Whether this is representative of the readership being mostly CLE fans, or that in general it’s just Cavaliers fans that are bored, we have no idea.
(Boney did say that he’s not getting it, but as usual he seems to have convoluted the point in ways we can quite unravel.)
We did hear from on Kings fan who’s checking out – here is Gabe’s reasoning.
I’m also ditching the league pass for the first time in 3 years due to my team (Sac Kings) sucking ass and showing the general type of malaise that makes me want to gouge my eyes out with a potato peeler.
Luckily I’m a Portland native and can hop on the Blazers band wagon since we get all the local games on Comcast Sports Net. At least that team’s not lazy and overpaid. Much less lazy and overpaid since Zach Randolph went to NY. Another added benefit is that our strip clubs are much safer now, I don’t have to worry about Z-bo’s brother shooting me in the parking lot. So I’ve also got that going for me. Which is pretty sweet.
That there is some worthy reasoning, and the use of the word “malaise” parallels our own feelings, as you know.
Speaking of the malaise-filled Cavaliers, Brian Windhorst reports that they actually look pretty decent, despite still missing key rotationing people Sasha Pavlovic and Anderson Varejao.
It seems they’re buckling down and taking an “us against those greedy foreign free agents” attitude. It remains to be seen whether the team can successfully stand around not doing anything on offense without them, but the spirit is encouraging.
‘We get paid to win games, and that’s what we have to do,” [Coach Mike] said. ”There’s nobody that’s going to come through the door that is going to save our behinds; the only way is by looking in the mirror and getting it done ourselves.”
Sasha and Andy aren’t quite McHale/Bird/Parish, and there’s really no reason to make that comparison. We just wanted to bring up the City of Boston again, so that we can remind you how much it irritates us.
The Mamba director called the other day and chided us mildly for not calling to congratulate him after the Game 7 City of Boston Red Socks win over the Indians.

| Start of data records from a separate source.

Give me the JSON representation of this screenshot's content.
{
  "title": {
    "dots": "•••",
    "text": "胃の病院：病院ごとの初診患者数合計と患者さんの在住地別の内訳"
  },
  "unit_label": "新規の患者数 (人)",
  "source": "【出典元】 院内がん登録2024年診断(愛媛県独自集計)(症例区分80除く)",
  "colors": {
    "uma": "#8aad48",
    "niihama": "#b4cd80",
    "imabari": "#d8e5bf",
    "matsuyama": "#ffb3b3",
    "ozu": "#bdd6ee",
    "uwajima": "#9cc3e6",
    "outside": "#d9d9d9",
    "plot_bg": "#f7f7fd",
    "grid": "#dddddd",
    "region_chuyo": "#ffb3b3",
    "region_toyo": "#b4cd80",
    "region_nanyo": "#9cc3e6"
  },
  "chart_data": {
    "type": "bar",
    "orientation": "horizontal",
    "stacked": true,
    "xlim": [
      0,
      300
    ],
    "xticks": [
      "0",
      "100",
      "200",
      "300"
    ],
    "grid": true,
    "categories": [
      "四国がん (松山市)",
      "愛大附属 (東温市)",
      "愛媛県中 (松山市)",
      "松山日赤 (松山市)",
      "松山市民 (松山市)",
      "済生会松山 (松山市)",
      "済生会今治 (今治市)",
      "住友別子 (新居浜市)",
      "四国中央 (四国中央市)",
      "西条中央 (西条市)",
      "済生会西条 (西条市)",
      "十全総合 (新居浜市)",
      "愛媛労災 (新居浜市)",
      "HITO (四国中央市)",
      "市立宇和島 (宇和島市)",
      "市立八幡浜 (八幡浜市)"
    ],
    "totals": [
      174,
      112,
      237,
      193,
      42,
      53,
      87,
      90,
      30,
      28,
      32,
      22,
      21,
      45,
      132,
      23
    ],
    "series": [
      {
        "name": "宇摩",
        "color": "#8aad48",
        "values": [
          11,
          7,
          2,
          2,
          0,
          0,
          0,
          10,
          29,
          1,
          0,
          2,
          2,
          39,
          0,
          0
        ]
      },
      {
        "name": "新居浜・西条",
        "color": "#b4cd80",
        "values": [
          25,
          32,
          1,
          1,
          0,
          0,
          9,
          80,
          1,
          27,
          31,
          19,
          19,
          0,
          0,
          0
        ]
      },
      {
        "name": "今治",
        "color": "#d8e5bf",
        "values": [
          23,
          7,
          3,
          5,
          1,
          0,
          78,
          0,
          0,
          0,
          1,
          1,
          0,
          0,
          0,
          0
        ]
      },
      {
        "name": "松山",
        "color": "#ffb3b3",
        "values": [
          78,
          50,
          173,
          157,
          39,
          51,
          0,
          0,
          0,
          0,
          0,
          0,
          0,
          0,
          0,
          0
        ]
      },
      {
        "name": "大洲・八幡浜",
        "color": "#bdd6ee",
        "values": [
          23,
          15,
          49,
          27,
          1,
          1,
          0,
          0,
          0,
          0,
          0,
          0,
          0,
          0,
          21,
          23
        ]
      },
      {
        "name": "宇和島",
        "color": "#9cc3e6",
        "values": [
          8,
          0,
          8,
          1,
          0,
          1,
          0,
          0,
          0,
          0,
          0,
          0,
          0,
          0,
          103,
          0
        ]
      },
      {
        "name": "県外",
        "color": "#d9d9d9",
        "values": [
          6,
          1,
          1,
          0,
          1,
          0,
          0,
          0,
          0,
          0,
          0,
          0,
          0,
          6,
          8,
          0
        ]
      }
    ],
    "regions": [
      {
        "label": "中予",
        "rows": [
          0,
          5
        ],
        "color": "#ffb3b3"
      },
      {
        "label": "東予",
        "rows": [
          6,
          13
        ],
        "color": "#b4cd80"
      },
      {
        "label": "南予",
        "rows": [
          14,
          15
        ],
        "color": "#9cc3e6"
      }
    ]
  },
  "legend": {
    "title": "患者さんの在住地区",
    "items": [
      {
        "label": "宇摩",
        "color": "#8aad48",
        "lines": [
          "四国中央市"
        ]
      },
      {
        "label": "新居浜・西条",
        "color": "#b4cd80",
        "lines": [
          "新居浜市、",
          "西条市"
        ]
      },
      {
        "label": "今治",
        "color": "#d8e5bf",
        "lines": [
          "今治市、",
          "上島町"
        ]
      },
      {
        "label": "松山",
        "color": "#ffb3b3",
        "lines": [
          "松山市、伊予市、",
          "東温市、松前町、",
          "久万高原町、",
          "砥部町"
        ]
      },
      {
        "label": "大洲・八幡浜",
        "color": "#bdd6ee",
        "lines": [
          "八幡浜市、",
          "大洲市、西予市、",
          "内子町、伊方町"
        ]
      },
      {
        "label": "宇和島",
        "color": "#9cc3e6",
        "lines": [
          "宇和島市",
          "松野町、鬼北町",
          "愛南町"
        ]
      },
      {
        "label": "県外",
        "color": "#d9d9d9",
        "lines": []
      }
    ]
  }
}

“Why would we congratulate you?” said us.
“I would’ve called you,” said he.
“I’m gonna kill you, just like I killed that stupid snake.”
(There was a long pause here, because our tone there was pretty serious and menacing.)
“Are you being for real?”
Then we hung up – it was awesome.
Anyway, thanks to the couple of you who emailed to ask if we’re doing okay with all the fires here in Southern California. Mild burns on our right leg when our bed caught on fire lasterday afternoon, and a small (what we guess is a) singe mark on the back of our head from when the backseat of the car lit up – other than that, we’re good.
On a final morning note, we make no apologies for being totally into this:
It’s not that we’re into killing people, or Burma, or anything like that – we’re into RAMBO killing people in Burma.